Corriere della Sera - La Lettura
Milano, un violino: il sogno della coppia rom
Fernando Coratelli intreccia tre storie attorno a due giovani in cerca di futuro
Il giovane Stoian con il suo violino e la bella moglie Stéphka partono dal popoloso ghetto rom di Stolipinovo in Bulgaria verso altri Paesi europei in cerca di un futuro che manca dalle loro parti. Inizia così Alba senza giorno, nuovo romanzo di Fernando Coratelli e prima uscita narrativa della casa editrice Italo Svevo, in una variante gitana del classico inseguire un sogno che corre sempre un po’ più in là di dove si arriva: prima a Berlino, poi a Parigi e Metz, infine a Milano.

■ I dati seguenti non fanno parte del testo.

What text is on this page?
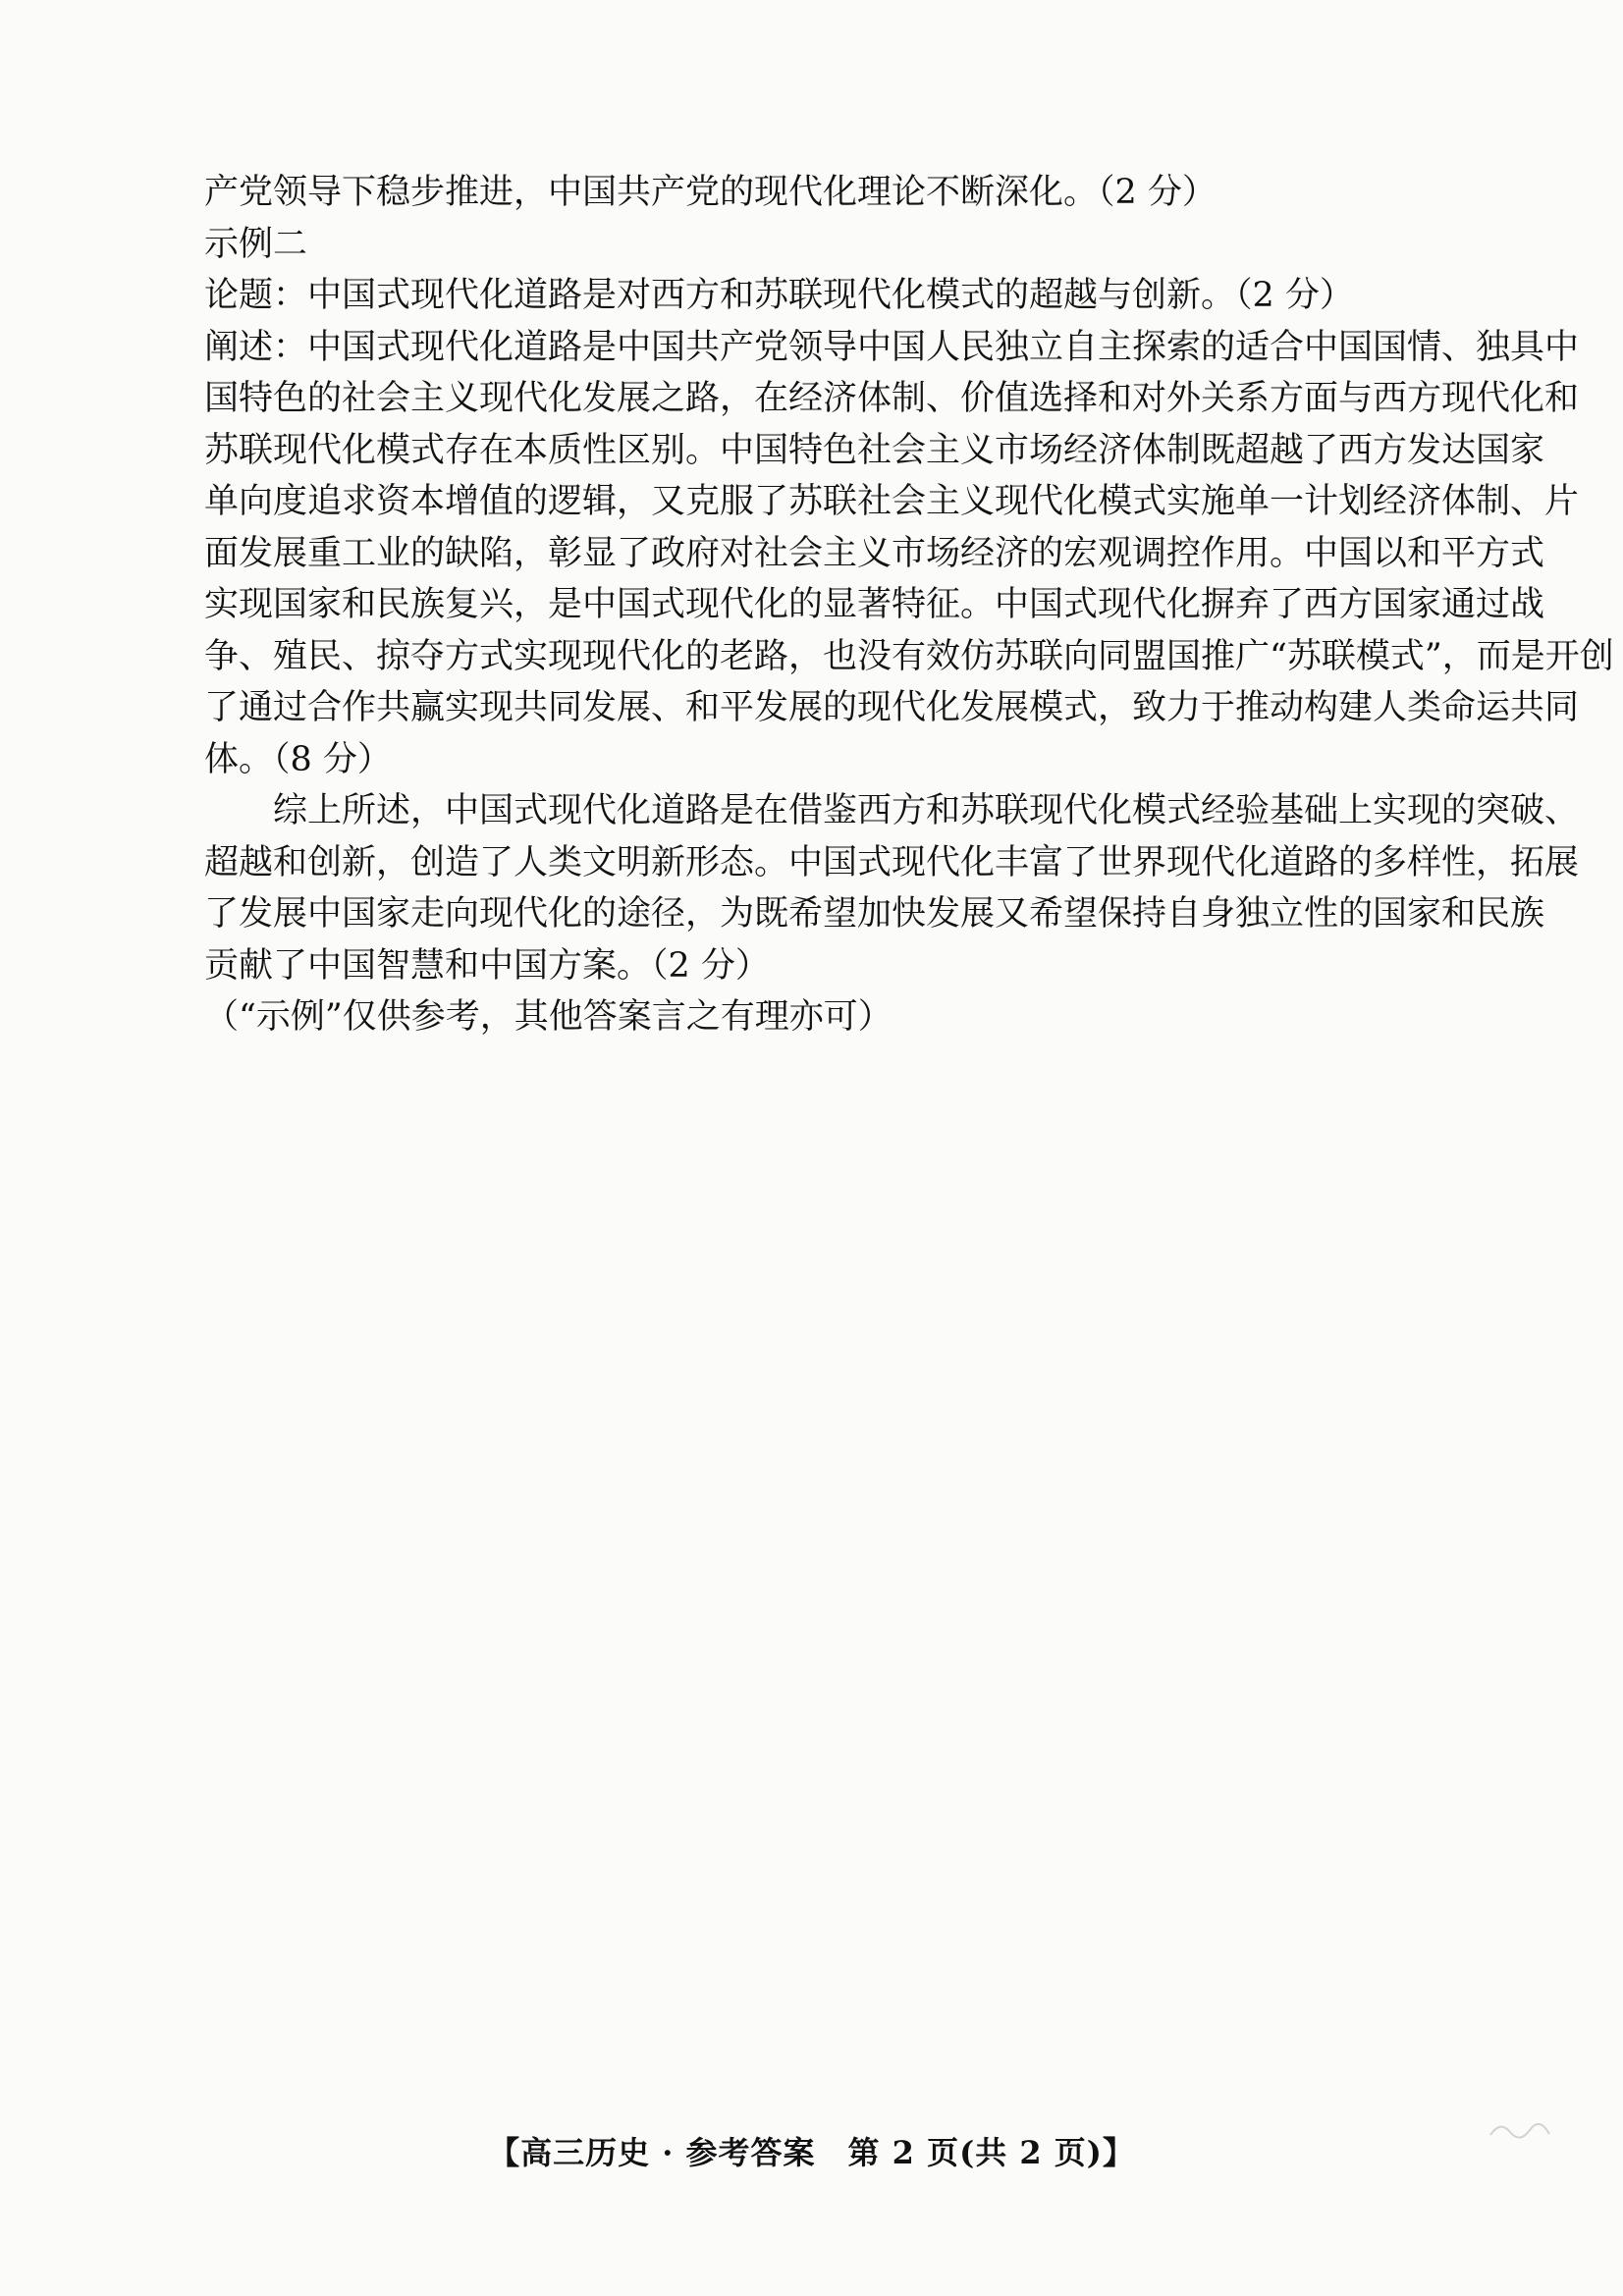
产党领导下稳步推进，中国共产党的现代化理论不断深化。（2 分）
示例二
论题：中国式现代化道路是对西方和苏联现代化模式的超越与创新。（2 分）
阐述：中国式现代化道路是中国共产党领导中国人民独立自主探索的适合中国国情、独具中
国特色的社会主义现代化发展之路，在经济体制、价值选择和对外关系方面与西方现代化和
苏联现代化模式存在本质性区别。中国特色社会主义市场经济体制既超越了西方发达国家
单向度追求资本增值的逻辑，又克服了苏联社会主义现代化模式实施单一计划经济体制、片
面发展重工业的缺陷，彰显了政府对社会主义市场经济的宏观调控作用。中国以和平方式
实现国家和民族复兴，是中国式现代化的显著特征。中国式现代化摒弃了西方国家通过战
争、殖民、掠夺方式实现现代化的老路，也没有效仿苏联向同盟国推广“苏联模式”，而是开创
了通过合作共赢实现共同发展、和平发展的现代化发展模式，致力于推动构建人类命运共同
体。（8 分）
综上所述，中国式现代化道路是在借鉴西方和苏联现代化模式经验基础上实现的突破、
超越和创新，创造了人类文明新形态。中国式现代化丰富了世界现代化道路的多样性，拓展
了发展中国家走向现代化的途径，为既希望加快发展又希望保持自身独立性的国家和民族
贡献了中国智慧和中国方案。（2 分）
（“示例”仅供参考，其他答案言之有理亦可）
【高三历史 · 参考答案　第 2 页(共 2 页)】
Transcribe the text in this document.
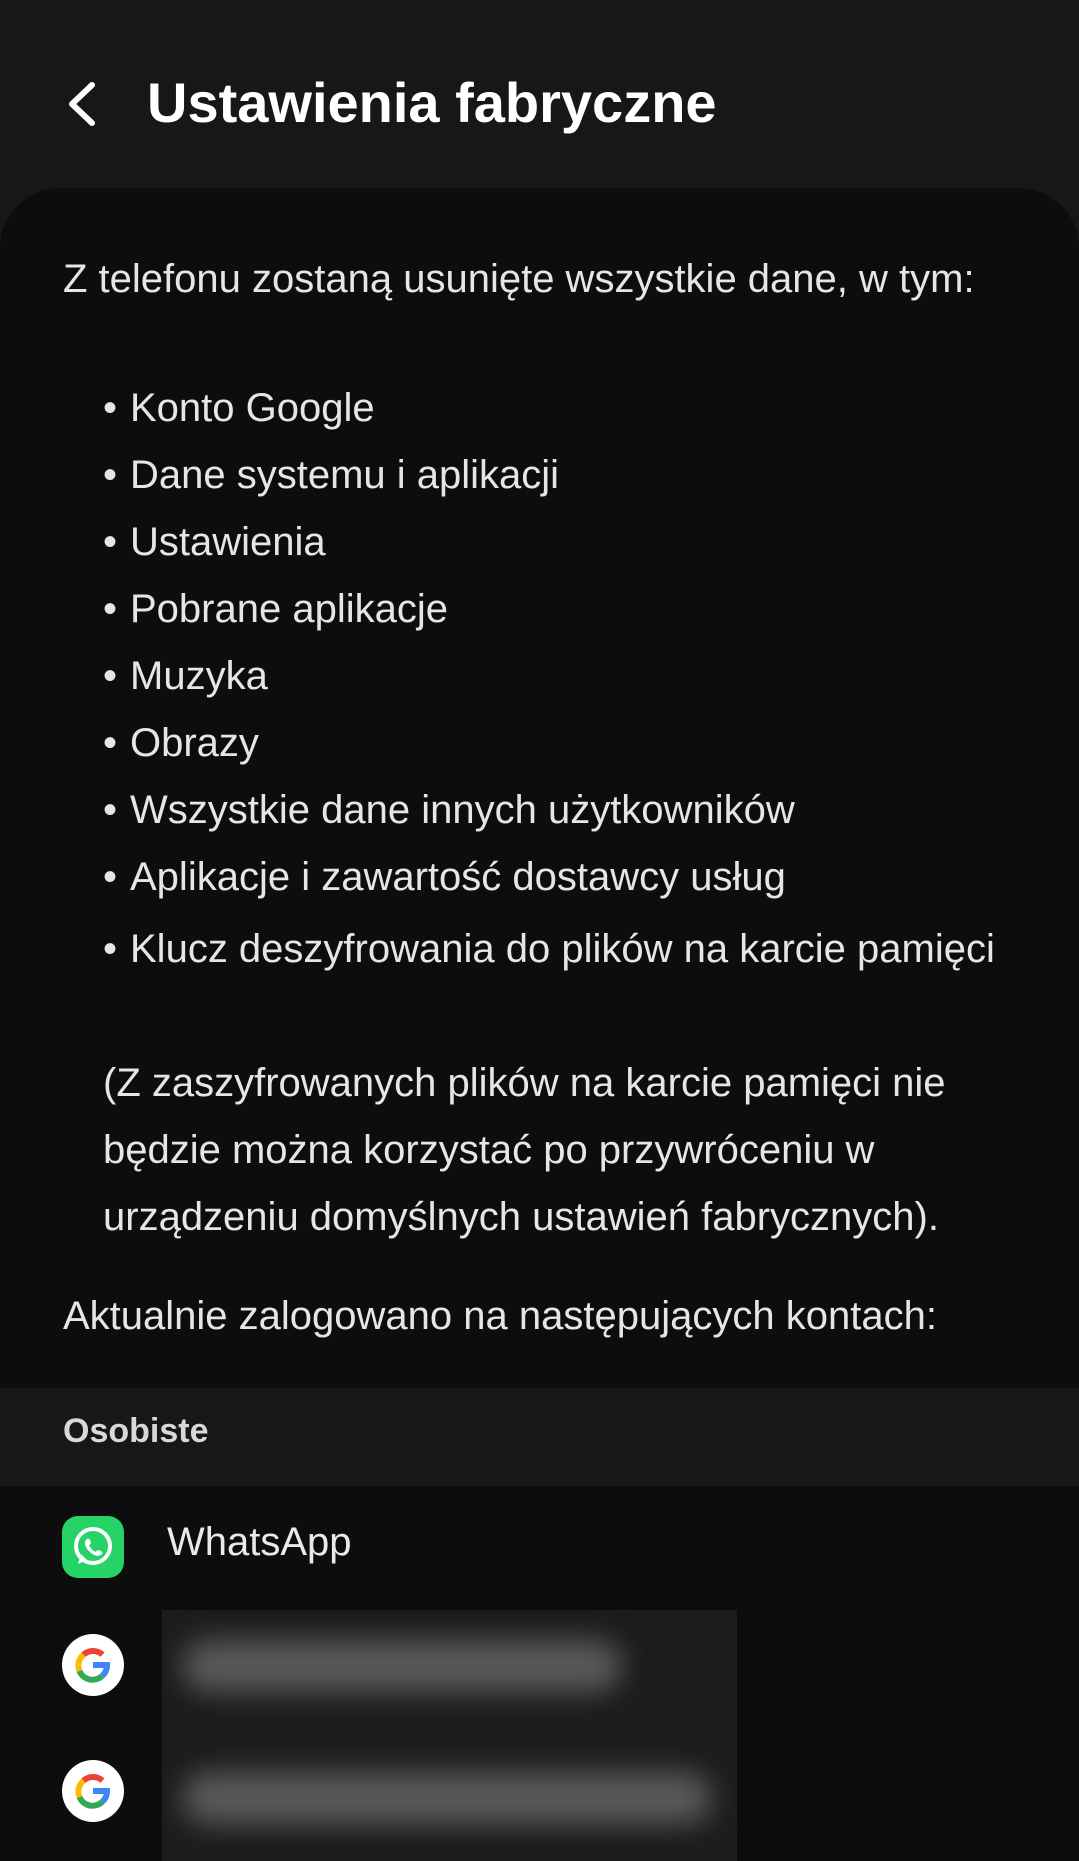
Ustawienia fabryczne
Z telefonu zostaną usunięte wszystkie dane, w tym:
• Konto Google
• Dane systemu i aplikacji
• Ustawienia
• Pobrane aplikacje
• Muzyka
• Obrazy
• Wszystkie dane innych użytkowników
• Aplikacje i zawartość dostawcy usług
• Klucz deszyfrowania do plików na karcie pamięci
(Z zaszyfrowanych plików na karcie pamięci nie będzie można korzystać po przywróceniu w urządzeniu domyślnych ustawień fabrycznych).
Aktualnie zalogowano na następujących kontach:
Osobiste
WhatsApp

Il viaggio della coppia dà la linea principale alle vicende del romanzo ed è affiancato da altre due storie milanesi parallele: quella di Martina, madre separata della piccola Alice, la cui mamma Roberta diventa animatrice dei presidi contro il campo rom sotto casa, e quella di Tonino Cortale, sicario della ’ndrangheta residente a Buccinasco, incaricato di vendicare un assassinio colpendo il figlio, studente universitario, di una ’ndrina rivale. Le tre storie partono da distanze temporali diverse — un anno per la coppia, sette mesi per Martina, quindici giorni per il killer — rispetto a un giorno di maggio in cui convergono in pochi drammatici minuti, ispirati a un episodio di cronaca che non citiamo per evitare spoiler, che danno un ottimo impatto narrativo al finale rimettendo in gioco le certezze di tutti i protagonisti.
Coratelli, come già nel precedente La resa (Gaffi, 2013), gestisce bene il montaggio di più storie ma, al di là del ritmo sicuro nella costruzione dell’intreccio, non manca la capacità di approfondire certi temi e toni attraverso i personaggi. Se lo spessore di Tonino è ben reso e inquietante, tra vita familiare e criminale, il rapporto tra Stoian e Stéphka è il più bello, anche per un tono romantico e avventuroso, come quando a Berlino il ragazzo suonando il violino incanta la clientela di un ristorante e lei raccoglie le offerte che valgono la prima cena. Il problema è che alle loro spalle si muove qualcosa di più grande: l’Europa e la gestione dei rom e degli immigrati. La Germania sembra il Paese più accogliente, dove i due arrivano a casa di un lontano parente che fa l’idraulico, mentre in Francia, nel campo attrezzato di Aubervilliers, l’ambiente umano è diverso, i poliziotti più aggressivi e le etnie numerose, per finire poi in Italia, dove certo il clima politico è peggiore, a Milano, proprio nel campo vicino a
Roberta, la madre di Martina.
È nello sguardo di quest’ultima che si incontrano il sicario — che ha traffici con il notaio per cui lei lavora — e la coppia che ogni sera ascolta in metro mentre suona chiedendo l’elemosina. «Quel futuro forse è lì — sottolinea il narratore a proposito di Stoian — è quello il nuovo giorno che spera da qualche tempo, un giorno luminoso che rischiari il suo cielo e quello di Stéphka». Quel cielo è rischiarato dalla domanda che pone la piccola Alice davanti alla nonna che insulta gli zingari: «Davvero quei signori sono tanto cattivi?». Lo sapremo solo, come accade a Martina, cambiando punto di vista.